Help-to-Buy transition
The first Help-to-Buy scheme is scheduled to end in March 2021 and will be replaced from then until 2023 with a more restrictive scheme, aimed at first-time buyers only and with lower regional price caps replacing the national £600,000 limit. I’m told it’s an “absolute racing certainty” that both the transition date and end date will be moved. One caveat, however – the Treasury is said to be putting up stout resistance.
My assumption is that there could also be a range of measures to kick-start any stalled developments or to get landowners to start building on their sites – if they’ve not been persuaded to sell them to TW. For example, soft loans to developers to fund infrastructure and work in progress; or measures to speed up or bypass some of the minutiae of planning; or easier visa conditions for EU construction workers after free movement ends.

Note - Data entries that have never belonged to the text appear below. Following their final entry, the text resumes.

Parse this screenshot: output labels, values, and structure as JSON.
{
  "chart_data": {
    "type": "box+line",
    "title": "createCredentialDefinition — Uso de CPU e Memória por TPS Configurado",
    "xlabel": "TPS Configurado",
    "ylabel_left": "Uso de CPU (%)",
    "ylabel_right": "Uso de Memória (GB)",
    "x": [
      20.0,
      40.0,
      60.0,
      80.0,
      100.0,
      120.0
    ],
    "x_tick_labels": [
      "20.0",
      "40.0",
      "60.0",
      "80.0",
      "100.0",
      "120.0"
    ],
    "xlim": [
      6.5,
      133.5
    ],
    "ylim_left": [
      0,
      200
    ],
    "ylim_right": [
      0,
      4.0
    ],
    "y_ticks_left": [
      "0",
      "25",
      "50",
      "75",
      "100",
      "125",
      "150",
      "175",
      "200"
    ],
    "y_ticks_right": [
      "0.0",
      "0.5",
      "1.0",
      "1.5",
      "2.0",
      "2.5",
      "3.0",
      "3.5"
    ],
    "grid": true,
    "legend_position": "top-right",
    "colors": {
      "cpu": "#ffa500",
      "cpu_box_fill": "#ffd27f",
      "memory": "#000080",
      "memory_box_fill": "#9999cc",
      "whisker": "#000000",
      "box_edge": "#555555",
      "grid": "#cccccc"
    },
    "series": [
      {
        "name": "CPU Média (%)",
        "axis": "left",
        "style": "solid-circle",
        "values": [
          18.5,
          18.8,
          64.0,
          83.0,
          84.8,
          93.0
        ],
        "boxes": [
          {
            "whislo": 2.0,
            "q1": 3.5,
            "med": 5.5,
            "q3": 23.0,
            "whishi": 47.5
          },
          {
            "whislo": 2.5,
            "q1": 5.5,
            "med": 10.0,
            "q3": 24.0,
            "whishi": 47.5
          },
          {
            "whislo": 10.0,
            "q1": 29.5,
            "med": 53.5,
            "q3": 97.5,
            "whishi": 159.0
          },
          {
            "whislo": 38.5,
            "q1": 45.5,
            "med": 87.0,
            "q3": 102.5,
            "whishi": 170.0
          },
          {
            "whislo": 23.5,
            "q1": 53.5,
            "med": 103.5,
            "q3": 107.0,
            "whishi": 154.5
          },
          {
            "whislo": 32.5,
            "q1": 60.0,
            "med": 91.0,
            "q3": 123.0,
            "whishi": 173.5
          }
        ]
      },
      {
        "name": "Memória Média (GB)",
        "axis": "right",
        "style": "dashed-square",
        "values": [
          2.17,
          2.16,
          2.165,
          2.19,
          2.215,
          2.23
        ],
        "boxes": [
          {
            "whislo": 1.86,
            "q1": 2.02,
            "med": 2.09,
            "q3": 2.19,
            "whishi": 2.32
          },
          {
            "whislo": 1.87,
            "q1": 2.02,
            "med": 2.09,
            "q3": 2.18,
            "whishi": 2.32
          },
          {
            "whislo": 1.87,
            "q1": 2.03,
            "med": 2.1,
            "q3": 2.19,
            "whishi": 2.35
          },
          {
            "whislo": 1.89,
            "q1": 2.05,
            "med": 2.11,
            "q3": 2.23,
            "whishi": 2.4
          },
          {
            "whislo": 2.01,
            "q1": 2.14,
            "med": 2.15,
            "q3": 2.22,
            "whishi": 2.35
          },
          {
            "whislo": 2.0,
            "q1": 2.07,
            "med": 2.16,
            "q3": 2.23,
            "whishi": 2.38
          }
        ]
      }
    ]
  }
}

Another potential weapon in the government’s arsenal is stamp duty reform. I’ve been sceptical about the rumours that surface ahead of most Budgets suggesting sweeping cuts. First-time buyers have been helped, but that’s it. Otherwise, the government would be lambasted as ‘funding its rich mates’. The preoccupation, moreover, has been on increasing building volumes.
However, times have changed. Some movement in at least the middle house-price bands could have a major impact. This would not be to help owners of secondhand homes per se, but to improve liquidity in the wider market – possibly the sub-text for the opening of estate agents. Given the billions being hosed around, people would hardly notice, surely?
A ‘flattening of the curve’ on stamp duty bands, along with a ‘Marshall Plan’ for housebuilding, would be a much-needed fillip for the economy, employment and probably votes. Who could have seen that coming?